Das ist es, was den Staat und die Staatsgewalt ausmacht.
Und genau unter diesem Aspekt müssen ihr Umgang mit ihrem Recht, die bewussten Rechtsbrüche und ihre Willkür – aber auch die Polizeigewalt und die Morde – eingeordnet werden: Es gilt das Recht des Stärkeren. Ein Recht, das zunehmend autoritär, härter, gewaltvoller umgesetzt wird, während die Fassade des liberalen, bürgerlichen Staats immer mehr und immer schneller zerbröckelt.

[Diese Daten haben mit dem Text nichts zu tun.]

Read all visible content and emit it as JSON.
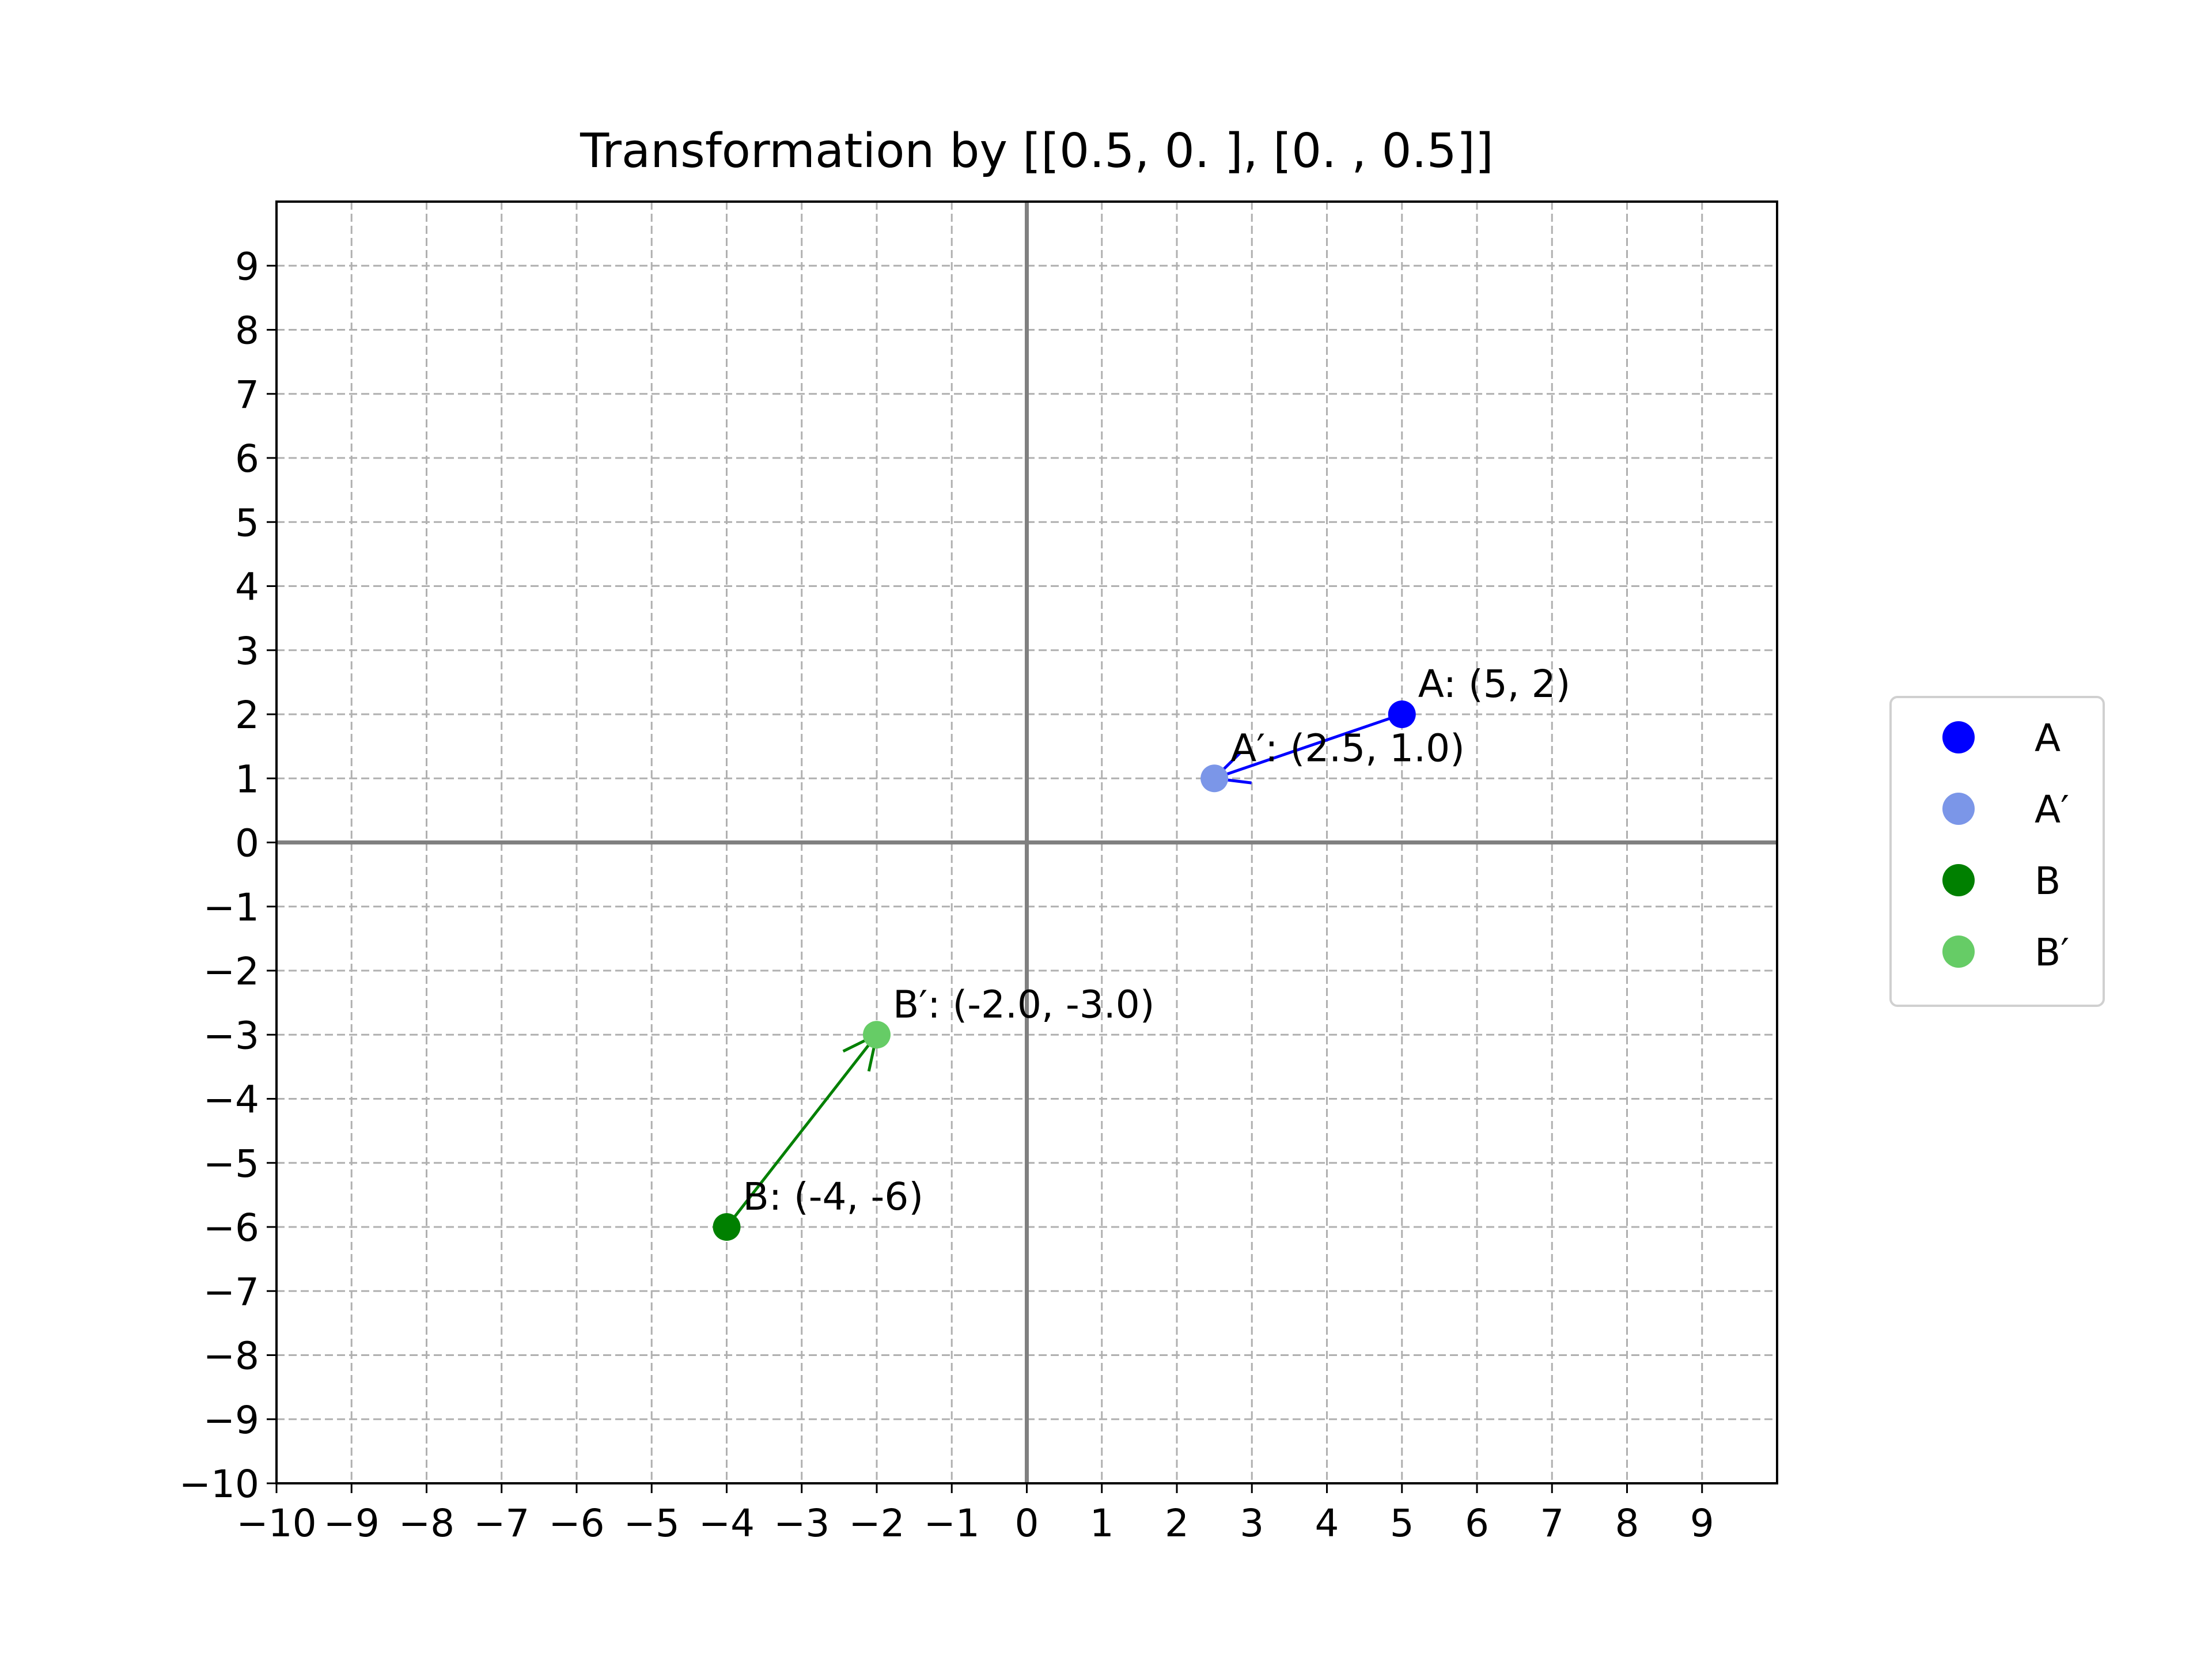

Auch hier in Stuttgart handelt es sich also NICHT um einen tragischen Einzelfall.
Nein, es handelt sich um ein institutionelles Problem – oder vielmehr ein systemisches Problem. Ein Problem, das wir – liebe Genossinnen und Genossen – angehen müssen.
Denn wenn wir in einer Gesellschaft leben wollen, in der Polizeigewalt der Geschichte angehört, in der nicht das Recht des Stärkeren und Mächtigen gilt – sondern in einer Welt der Solidarität – dann gilt es, diesen Staat, seine Vertreter*innen und Profiteur*innen zu delegitimieren und anzugreifen.
Darum lasst uns solidarisch zusammenstehen und kämpfen: gegen Polizeigewalt, gegen den autoritären Staat in diesem System und gegen die Militarisierung nach innen und außen – für eine solidarische Gesellschaft!Heute, morgen und an jedem anderen Tag!